Neurons with the pacemaking phenotype might have a diminished respiratory reserve, putting them at risk of bioenergetics failure. (A) Schematic model of the respiratory capacity of a quiescent neuron, an active neuron, and an active Ca²⁺-regulated neuron. Respiratory capacity here is defined as the sum of the basal respiration of sustained cellular function and the respiratory reserve, which represents the “back-up” extra fuel for the cell that is normally used under active conditions (e.g., an excitable neuron).
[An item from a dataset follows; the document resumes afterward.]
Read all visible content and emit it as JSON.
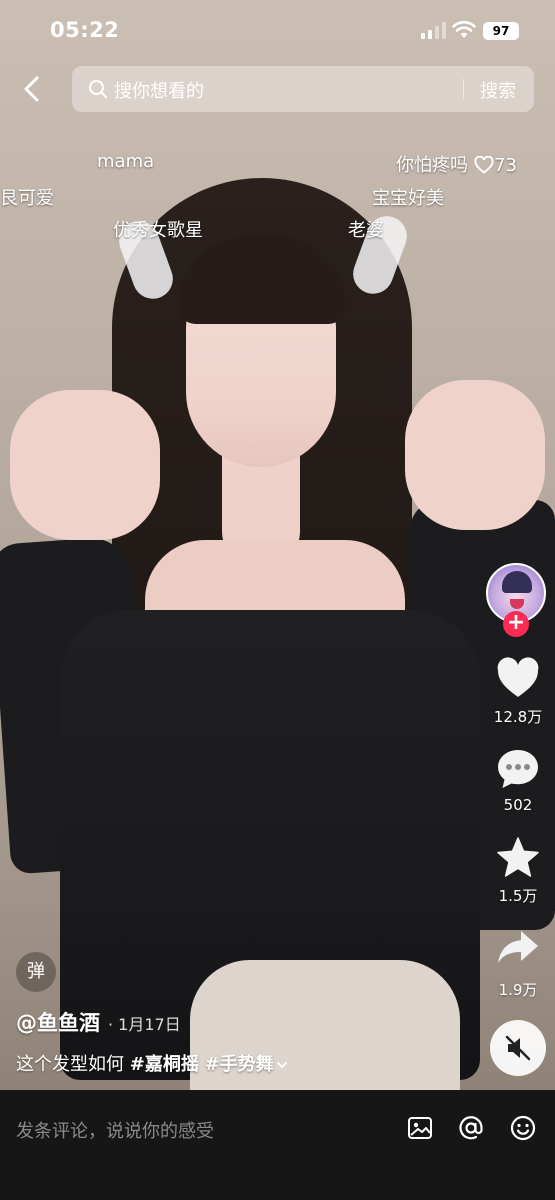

Active neurons with a Ca²⁺ handling phenotype like SNc DA neurons, reach a bioenergetics cliff owing to the enhanced stimulation of the tricarboxylic Krebs cycle (TCA) by Ca²⁺. This boost increases respiratory capacity of the cell to generate and supply more ATP necessary to support further Ca²⁺ extrusion. (B) Hypothetical plot of ROS production by the electron transport chain (ETC) as a function of inner mitochondrial membrane potential. Also plotted are the effects of Ca²⁺ stimulation of the TCA cycle and the effects of complex V and uncoupling proteins (UCPs). (C) Metabolic demand expressed as an increase in respiratory capacity comes at a trade-off of generating reactive oxygen species (ROS) (shown in the graph as the increase in oxidant stress), which will feedback to negatively affect proteostatic function and compromise cellular respiration until it reaches the point of a bioenergetics failure, in which a cell can no longer meet the metabolic demand and will fail to continuously supply the cell with energy fuel to extrude Ca²⁺.